Large Scale Optimistic Synchronization based simulation of Post Moore Systems (ARO Project)
In this project, we propose to build a post-Moore HPC (High-Performance Computing) system simulation framework to enable large scale simulations of post-Moore architectures built using emerging devices and technologies. With the HPC systems performance reaching exaflops and the transistor scaling reaching the saturation, the HPC systems to be built for post Moore era are evolving to extremely heterogeneous systems. For the Beyond Moore era, new computing, memory, interconnect and storage models are needed to reach the expected performance and energy benefits. Efficient simulation methods and algorithms are needed to successfully employ large scale parallel simulation of the future Beyond Moore HPC systems. PDES (Parallel Discrete Event Simulation) is the conventional method used to simulate these large-scale systems with the three types of synchronizations, namely conservative, optimistic and hybrid synchronizations. Recent state of the art simulators like the SST simulator are built with the view of making CMOS based HPC system simulation flexible, scalable and extensible. But most of these simulators are built based on a conservative synchronization model (no speculative execution allowed), which relies on periodic synchronization between neighboring partitions to prevent out of order execution of events. This approach works well for homogeneous, synchronous workloads with large time latencies between parallel partitions, since the time latency dictates the frequency of synchronization, and homogeneity ensures high utilization within each partition between synchronizations. On the other hand, we believe that increased heterogeneity, more asynchrony, and higher concurrency will result in system characteristics that play to the strengths of optimistic synchronization models. Optimistic simulators synchronize in a more fine-grained manner (at the level of logical processes) and only do so when actual synchronizing events occur rather than based on whether a synchronizing event could hypothetically occur (as conservative simulators do).

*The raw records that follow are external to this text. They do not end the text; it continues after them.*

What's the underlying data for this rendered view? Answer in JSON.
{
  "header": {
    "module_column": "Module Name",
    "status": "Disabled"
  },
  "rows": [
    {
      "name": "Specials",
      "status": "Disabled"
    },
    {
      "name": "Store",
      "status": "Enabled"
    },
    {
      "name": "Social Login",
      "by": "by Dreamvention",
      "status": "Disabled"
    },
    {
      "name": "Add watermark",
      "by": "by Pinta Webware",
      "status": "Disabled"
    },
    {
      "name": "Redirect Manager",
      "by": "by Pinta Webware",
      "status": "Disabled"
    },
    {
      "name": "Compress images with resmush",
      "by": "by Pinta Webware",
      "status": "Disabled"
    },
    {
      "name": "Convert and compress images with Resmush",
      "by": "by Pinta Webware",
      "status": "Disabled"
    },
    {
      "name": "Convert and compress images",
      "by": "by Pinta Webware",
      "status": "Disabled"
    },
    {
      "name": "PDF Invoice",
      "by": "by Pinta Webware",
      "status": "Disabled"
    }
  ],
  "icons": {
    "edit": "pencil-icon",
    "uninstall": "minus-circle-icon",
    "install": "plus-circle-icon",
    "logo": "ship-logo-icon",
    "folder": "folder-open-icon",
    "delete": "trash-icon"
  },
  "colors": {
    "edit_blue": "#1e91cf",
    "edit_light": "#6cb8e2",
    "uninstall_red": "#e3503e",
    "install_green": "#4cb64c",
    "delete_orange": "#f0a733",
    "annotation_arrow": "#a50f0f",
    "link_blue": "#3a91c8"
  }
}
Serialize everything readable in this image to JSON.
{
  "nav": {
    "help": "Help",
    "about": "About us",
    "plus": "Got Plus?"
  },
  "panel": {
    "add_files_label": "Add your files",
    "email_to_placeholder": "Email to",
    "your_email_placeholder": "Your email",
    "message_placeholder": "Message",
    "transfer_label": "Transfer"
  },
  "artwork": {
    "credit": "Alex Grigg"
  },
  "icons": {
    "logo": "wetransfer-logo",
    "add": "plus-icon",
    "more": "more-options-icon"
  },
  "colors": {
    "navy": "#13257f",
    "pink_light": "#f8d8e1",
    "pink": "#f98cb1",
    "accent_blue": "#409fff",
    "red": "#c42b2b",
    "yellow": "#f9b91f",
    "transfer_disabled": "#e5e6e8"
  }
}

This work investigates the performance of optimistic synchronization in the domain of highly heterogeneous and asynchronous computer architectural simulations. In this work, we propose to extend our PARADISE tool flow which is a chip/ node level architectural simulator for post-Moore architectures to support large scale HPC system simulation using the optimistic synchronization based PDES simulation framework called Devastator. PARADISE is an open-source comprehensive methodology to evaluate emerging technologies with a vertical simulation flow from the individual device level all the way up to the architectural level. PARADISE can be extended to incorporate new technologies for which a compact model exists. Devastator is a parallel runtime that implements the Time Warp optimistic parallel discrete event protocol. The runtime design was motivated by the dual desires for both high performance on HPC systems and increased functionality and programmability compared to existing PDES APIs. Devastator is built on top of GASNet-Ex and heavily utilizes its lightweight active messages (e.g. fire-and forget remote procedure calls), which are a first-order primitive that is highly tuned for the networking stacks predominant in HPC. Additionally, for passing messages between threads in the same process, Devastator utilizes a custom thread-to-thread active message layer that is lock-free and atomic-free, yielding a strong performance boost for x86 processors. On top of the global thread-to-thread messaging paradigm is an optimistic PDES engine that implements the Time Warp protocol. Each CPU core manages a set of owned logical processes (LPs). Each event class provides a forward execution and a backwards rollback mechanism to enable optimistic execution
Our method for computing global virtual time (GVT) is completely asynchronous and concurrent with the processing of events. We have demonstrated a proof-of-concept scalable transportation simulator that implements PDES on high performance computing platform. In that work, we simulated 22 million vehicle trips over a road network with 1.1 million nodes and 2.2 million links, processing 3.9 billion events in less than 10 seconds using 16,384 cores on NERSC’s Cori computer.
This work enhances the post-Moore models built in PARADISE to be used with the Devastator runtime and enable the large-scale (1000s of cores) simulation of Post-Moore computing architectures at the HPC system level. We will also investigate and tune the performance of Devastator’s optimistic-style synchronization in the context of architectural simulation.
PARADISE++ is based on the work done with PARADISE.